No estaban solos. De hecho, no podrían haber llegado a estar tan cerca de resolver el misterio solos.

Les acompañaban, desde el principio, Juan, Clara e Inés, los otros adolescentes que se juntaban cada verano. Pero no estaban del todo convencidos.

Cuando vieron la primera señal, en el parque que hay junto a los apartamentos, ellos no le dieron importancia. Jonás sí que le dio y la compartió con Paula. Ella siempre se muestra muy receptiva con todo lo que él le muestra. Algunas veces son solo fantasías o ilusiones, pero, otras muchas, le llevan a situaciones muy gratificantes e inesperadas.

Estaba cerca de resolver el misterio y no podía decaer ahora. Esta allí, solo, dentro de la cueva, le daba un poco de miedo, pero tenía que vencerlo para llegar al final de su misión.

Llevaba una linterna súper buena que le había dejado Inés. Ella la cogió prestada de los aparatos de su madre. La madre de Inés es una aventurera profesional, se pasa el año visitando montañas lejanas y difíciles de acceder. Allí estudia la flora y las especies vegetales que la habitan. Un día nos llevará a todos a unos de sus viajes nos dice siempre Inés. Ojalá sea verdad. De momento, podemos utilizar alguna de sus herramientas, como la linterna.

En la cueva, que no es demasiado grande, el tiempo pasaba muy despacio. No tenía muy claro Jonás lo que iba a encontrar y eso le asustaba. También lo hacía que pudiera haber algún animal allí, o algún hombre malo agazapado.

Cuando se encontraron en el parque con el portador del misterio, Jonás le dijo a Juan que debían de ayudarle. Juan no sabía cómo, pero, como es muy inteligente, le ayudó a resolver el acertijo que le llevó a la cueva.

En la resolución, tal y como Juan había averiguado el lugar del destino, Clara descubrió como debía resolverse, porque son un equipo, y cada integrante aportó algo. Averiguó que debían de ir hasta la puerta de la cueva dos personas y entrar una de ellas mientras la otra se quedaba esperando.

La persona que se quedara esperando debía tener mucha confianza en la que entra. También debía ser muy paciente para no irse si tardaba mucho.

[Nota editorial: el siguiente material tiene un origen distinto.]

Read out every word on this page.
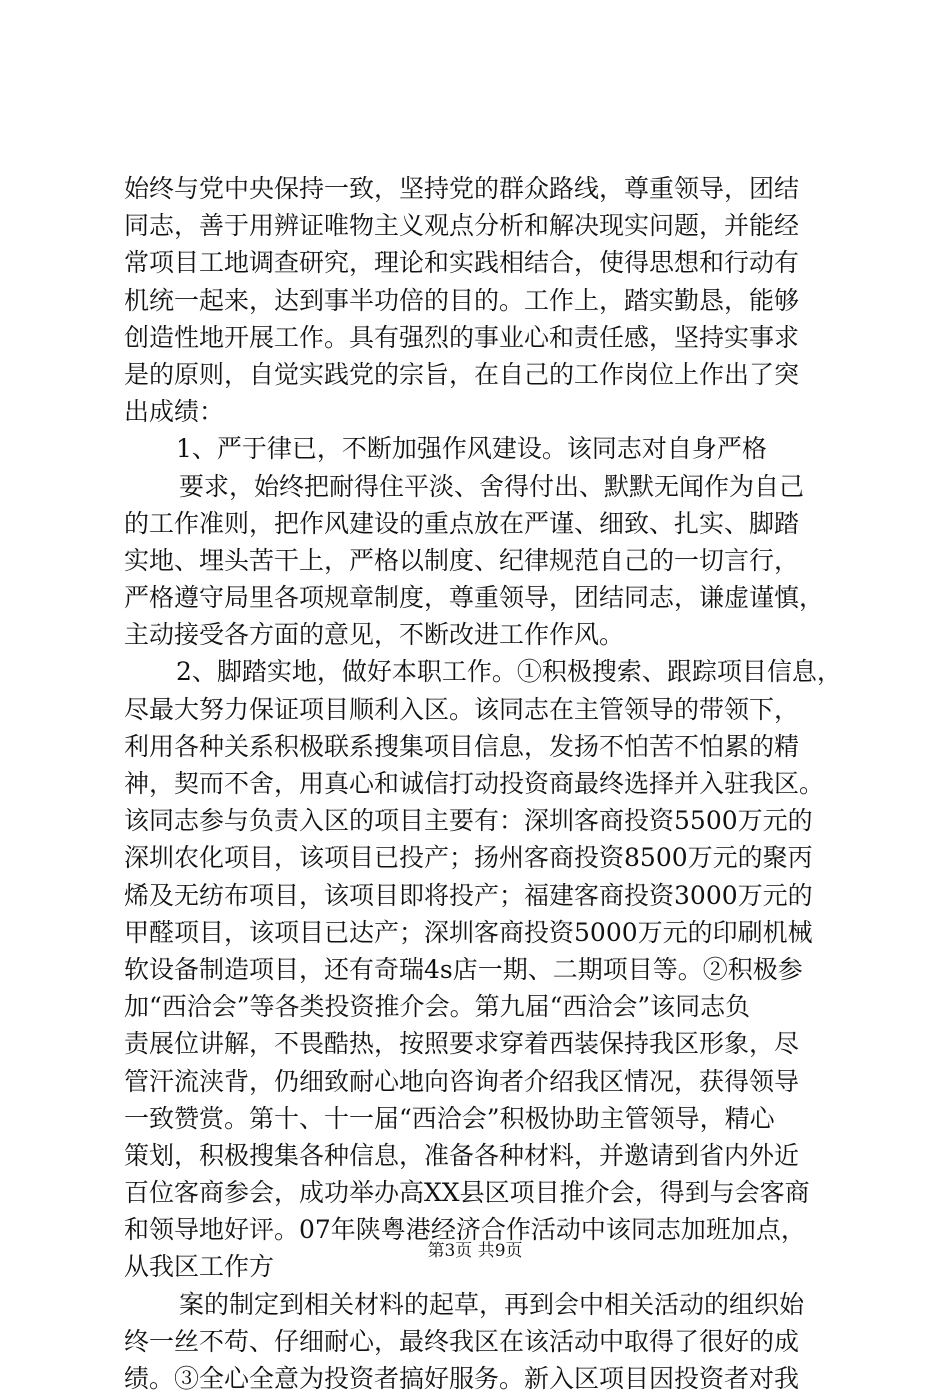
始终与党中央保持一致，坚持党的群众路线，尊重领导，团结
同志，善于用辨证唯物主义观点分析和解决现实问题，并能经
常项目工地调查研究，理论和实践相结合，使得思想和行动有
机统一起来，达到事半功倍的目的。工作上，踏实勤恳，能够
创造性地开展工作。具有强烈的事业心和责任感，坚持实事求
是的原则，自觉实践党的宗旨，在自己的工作岗位上作出了突
出成绩：
1、严于律已，不断加强作风建设。该同志对自身严格
要求，始终把耐得住平淡、舍得付出、默默无闻作为自己
的工作准则，把作风建设的重点放在严谨、细致、扎实、脚踏
实地、埋头苦干上，严格以制度、纪律规范自己的一切言行，
严格遵守局里各项规章制度，尊重领导，团结同志，谦虚谨慎，
主动接受各方面的意见，不断改进工作作风。
2、脚踏实地，做好本职工作。①积极搜索、跟踪项目信息，
尽最大努力保证项目顺利入区。该同志在主管领导的带领下，
利用各种关系积极联系搜集项目信息，发扬不怕苦不怕累的精
神，契而不舍，用真心和诚信打动投资商最终选择并入驻我区。
该同志参与负责入区的项目主要有：深圳客商投资5500万元的
深圳农化项目，该项目已投产；扬州客商投资8500万元的聚丙
烯及无纺布项目，该项目即将投产；福建客商投资3000万元的
甲醛项目，该项目已达产；深圳客商投资5000万元的印刷机械
软设备制造项目，还有奇瑞4s店一期、二期项目等。②积极参
加“西洽会”等各类投资推介会。第九届“西洽会”该同志负
责展位讲解，不畏酷热，按照要求穿着西装保持我区形象，尽
管汗流浃背，仍细致耐心地向咨询者介绍我区情况，获得领导
一致赞赏。第十、十一届“西洽会”积极协助主管领导，精心
策划，积极搜集各种信息，准备各种材料，并邀请到省内外近
百位客商参会，成功举办高XX县区项目推介会，得到与会客商
和领导地好评。07年陕粤港经济合作活动中该同志加班加点，
从我区工作方
案的制定到相关材料的起草，再到会中相关活动的组织始
终一丝不苟、仔细耐心，最终我区在该活动中取得了很好的成
绩。③全心全意为投资者搞好服务。新入区项目因投资者对我
第3页 共9页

Como habían elegido Jonás para entrar a resolver el misterio, la única persona capacitada para acompañarle hasta la cueva era Paula.

La mayor virtud de Paula es la paciencia, siempre te atiende, te espera, te comprende, incluso cuando tus actos son irracionales, y nunca pierde la calma. Y, también, es quien más a gusto está con Jonás. Tienen un vínculo especial.

Estaba a punto de resolver el misterio y la emoción invadía a Jonás. Después de varios días, iba a poder dormir tranquilo. La solución a la aventura del verano estaba ahí, en esa cueva, junto a la playa.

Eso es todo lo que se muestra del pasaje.